Crotalus durissus maricelae

Scientific classification
- Domain: Eukaryota
- Kingdom: Animalia
- Phylum: Chordata
- Class: Reptilia
- Order: Squamata
- Suborder: Serpentes
- Family: Viperidae
- Genus: Crotalus
- Species: C. durissus
- Subspecies: C. d. maricelae
- Trinomial name: Crotalus durissus maricelae García-Pérez, 1995

= Crotalus durissus maricelae =

Subspecies of Venezuelan snake

Crotalus durissus maricelae, also known commonly as the Maricela rattlesnake, is a subspecies of venomous pit viper. The subspecies is endemic to Venezuela.

==Etymology==
The subspecific name, maricelae, is in honor of Venezuelan biologist Maricela Soda (1966–1992).

==Description==
The Maricela rattlesnake is a slender snake, less than a meter (39 inches) in length. It is greenish brown or dark brown, and it displays 22–24 light rhomboid markings.

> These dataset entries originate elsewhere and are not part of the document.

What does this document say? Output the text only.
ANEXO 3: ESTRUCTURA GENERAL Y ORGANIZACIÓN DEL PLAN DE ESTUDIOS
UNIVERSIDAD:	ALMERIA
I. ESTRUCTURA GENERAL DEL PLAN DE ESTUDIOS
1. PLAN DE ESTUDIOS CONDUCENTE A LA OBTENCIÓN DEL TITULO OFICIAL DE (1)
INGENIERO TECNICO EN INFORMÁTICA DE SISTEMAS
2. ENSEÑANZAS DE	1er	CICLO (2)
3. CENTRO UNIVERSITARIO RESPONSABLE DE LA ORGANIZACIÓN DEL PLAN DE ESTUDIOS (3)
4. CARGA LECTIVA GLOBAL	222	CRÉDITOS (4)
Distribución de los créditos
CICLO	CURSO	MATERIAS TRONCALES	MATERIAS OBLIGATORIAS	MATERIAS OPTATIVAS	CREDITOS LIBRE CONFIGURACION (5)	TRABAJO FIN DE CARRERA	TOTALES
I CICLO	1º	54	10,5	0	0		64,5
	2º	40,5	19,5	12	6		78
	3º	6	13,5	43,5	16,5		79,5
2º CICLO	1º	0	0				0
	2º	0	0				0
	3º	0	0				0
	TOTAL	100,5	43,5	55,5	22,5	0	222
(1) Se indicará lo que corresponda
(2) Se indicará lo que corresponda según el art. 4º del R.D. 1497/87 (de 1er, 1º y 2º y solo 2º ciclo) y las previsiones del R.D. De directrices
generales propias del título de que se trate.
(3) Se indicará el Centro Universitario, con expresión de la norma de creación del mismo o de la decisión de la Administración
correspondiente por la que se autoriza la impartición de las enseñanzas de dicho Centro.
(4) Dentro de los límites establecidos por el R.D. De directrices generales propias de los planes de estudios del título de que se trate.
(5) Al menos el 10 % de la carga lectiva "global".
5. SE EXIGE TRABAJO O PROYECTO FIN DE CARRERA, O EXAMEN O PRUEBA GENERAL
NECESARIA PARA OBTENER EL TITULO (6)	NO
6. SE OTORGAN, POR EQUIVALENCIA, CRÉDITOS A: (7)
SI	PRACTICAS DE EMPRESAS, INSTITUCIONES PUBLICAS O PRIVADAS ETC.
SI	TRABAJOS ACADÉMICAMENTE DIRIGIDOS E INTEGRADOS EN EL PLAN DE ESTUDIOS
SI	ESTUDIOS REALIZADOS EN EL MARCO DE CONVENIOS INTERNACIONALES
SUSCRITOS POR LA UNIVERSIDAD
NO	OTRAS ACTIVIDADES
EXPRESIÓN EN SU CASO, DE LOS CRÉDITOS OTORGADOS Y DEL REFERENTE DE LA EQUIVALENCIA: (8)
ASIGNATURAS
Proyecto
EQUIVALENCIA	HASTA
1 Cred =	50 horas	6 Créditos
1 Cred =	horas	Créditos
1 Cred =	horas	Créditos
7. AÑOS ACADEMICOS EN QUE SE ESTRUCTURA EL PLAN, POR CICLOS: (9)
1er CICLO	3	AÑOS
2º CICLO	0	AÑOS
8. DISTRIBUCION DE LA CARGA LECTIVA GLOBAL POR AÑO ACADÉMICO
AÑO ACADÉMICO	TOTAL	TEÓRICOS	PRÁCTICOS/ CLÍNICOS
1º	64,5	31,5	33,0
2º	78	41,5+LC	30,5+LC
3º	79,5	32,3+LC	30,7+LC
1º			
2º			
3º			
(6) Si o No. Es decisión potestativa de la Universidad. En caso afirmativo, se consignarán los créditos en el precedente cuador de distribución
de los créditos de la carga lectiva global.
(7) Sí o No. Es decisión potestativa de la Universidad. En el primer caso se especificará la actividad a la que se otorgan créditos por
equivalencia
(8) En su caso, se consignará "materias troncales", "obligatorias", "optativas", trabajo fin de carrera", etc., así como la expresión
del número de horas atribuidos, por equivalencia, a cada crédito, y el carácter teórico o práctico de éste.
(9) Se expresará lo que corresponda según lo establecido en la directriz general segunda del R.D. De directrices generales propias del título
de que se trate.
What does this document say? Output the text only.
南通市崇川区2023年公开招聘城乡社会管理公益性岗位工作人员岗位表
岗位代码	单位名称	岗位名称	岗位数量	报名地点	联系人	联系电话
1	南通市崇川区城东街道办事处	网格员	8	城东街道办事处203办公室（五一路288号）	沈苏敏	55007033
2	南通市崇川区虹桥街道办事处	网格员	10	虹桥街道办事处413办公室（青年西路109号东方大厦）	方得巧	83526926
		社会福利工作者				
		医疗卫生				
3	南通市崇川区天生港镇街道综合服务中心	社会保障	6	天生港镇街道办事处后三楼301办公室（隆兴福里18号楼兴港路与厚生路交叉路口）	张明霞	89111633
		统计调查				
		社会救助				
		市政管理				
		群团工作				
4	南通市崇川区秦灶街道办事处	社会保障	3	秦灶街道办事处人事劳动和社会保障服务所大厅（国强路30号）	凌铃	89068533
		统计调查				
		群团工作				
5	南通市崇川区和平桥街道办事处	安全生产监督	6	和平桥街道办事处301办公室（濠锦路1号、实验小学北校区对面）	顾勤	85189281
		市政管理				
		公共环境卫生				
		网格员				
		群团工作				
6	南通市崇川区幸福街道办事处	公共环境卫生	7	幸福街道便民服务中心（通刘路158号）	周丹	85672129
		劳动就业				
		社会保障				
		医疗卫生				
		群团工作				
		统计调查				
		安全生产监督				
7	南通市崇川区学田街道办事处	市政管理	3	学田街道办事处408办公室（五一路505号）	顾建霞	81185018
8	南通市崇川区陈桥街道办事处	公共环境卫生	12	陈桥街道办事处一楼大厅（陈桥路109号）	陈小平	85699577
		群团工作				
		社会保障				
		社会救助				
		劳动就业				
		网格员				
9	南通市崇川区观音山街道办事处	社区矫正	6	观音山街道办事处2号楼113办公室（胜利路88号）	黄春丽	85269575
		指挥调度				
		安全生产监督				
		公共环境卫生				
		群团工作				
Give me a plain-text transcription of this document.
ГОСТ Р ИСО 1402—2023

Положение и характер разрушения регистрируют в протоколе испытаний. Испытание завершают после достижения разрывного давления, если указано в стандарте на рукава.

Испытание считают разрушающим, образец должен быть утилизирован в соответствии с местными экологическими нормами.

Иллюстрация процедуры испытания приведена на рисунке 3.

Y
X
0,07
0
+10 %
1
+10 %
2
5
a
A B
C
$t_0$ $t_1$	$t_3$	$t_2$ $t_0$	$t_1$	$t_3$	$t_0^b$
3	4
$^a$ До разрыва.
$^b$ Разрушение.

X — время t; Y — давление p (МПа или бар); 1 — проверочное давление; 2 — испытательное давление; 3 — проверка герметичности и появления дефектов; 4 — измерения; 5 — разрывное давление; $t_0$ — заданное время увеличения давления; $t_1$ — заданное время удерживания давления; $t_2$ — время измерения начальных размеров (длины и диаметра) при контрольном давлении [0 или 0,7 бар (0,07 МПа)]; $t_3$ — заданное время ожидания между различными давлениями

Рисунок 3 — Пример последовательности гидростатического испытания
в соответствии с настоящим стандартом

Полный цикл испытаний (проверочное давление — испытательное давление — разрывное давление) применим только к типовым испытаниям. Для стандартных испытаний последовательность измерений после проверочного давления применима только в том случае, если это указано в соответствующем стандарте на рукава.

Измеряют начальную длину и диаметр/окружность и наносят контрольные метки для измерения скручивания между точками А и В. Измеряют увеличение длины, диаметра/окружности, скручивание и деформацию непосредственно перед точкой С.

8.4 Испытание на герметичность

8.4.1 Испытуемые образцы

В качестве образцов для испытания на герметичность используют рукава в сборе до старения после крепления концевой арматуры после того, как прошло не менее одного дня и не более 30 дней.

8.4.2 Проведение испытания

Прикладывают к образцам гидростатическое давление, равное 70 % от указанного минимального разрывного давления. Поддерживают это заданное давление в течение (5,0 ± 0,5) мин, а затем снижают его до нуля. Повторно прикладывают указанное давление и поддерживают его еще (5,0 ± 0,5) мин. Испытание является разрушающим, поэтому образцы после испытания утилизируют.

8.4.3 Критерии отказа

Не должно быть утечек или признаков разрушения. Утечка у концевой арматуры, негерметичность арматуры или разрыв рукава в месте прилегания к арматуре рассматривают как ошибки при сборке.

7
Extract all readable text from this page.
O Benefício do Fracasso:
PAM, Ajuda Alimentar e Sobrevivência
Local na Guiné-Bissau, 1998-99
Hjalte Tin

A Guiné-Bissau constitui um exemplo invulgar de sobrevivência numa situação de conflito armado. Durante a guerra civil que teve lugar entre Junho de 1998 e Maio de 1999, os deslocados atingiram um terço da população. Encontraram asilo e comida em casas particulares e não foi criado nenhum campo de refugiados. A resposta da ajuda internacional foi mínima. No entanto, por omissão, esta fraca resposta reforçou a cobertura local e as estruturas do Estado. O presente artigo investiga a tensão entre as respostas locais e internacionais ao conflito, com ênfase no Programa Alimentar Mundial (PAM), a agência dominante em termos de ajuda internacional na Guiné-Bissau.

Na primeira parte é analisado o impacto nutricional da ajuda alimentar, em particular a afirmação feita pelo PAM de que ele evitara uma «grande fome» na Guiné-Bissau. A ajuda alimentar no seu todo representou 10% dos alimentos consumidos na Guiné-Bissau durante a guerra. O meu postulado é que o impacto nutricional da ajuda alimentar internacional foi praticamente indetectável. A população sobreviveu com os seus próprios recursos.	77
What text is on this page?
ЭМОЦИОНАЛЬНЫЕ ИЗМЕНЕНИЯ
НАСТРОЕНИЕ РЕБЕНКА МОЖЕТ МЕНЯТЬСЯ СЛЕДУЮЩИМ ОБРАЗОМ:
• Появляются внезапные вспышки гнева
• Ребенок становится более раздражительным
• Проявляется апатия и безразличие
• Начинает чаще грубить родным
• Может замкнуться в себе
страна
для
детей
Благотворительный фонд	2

Its underside is cream-colored at the head, turning to gray for the rest of the body.

==Habitat==
Crotalus durissus maricelae is known to inhabit the upper basin of the Nuestra Señora River. The Maricela rattlesnake prefers arid areas at elevations of 1,800–2,400 m.

==Taxonomy==
The Maricela rattlesnake's status as a valid taxon is debated, but recent studies declare it a valid subspecies.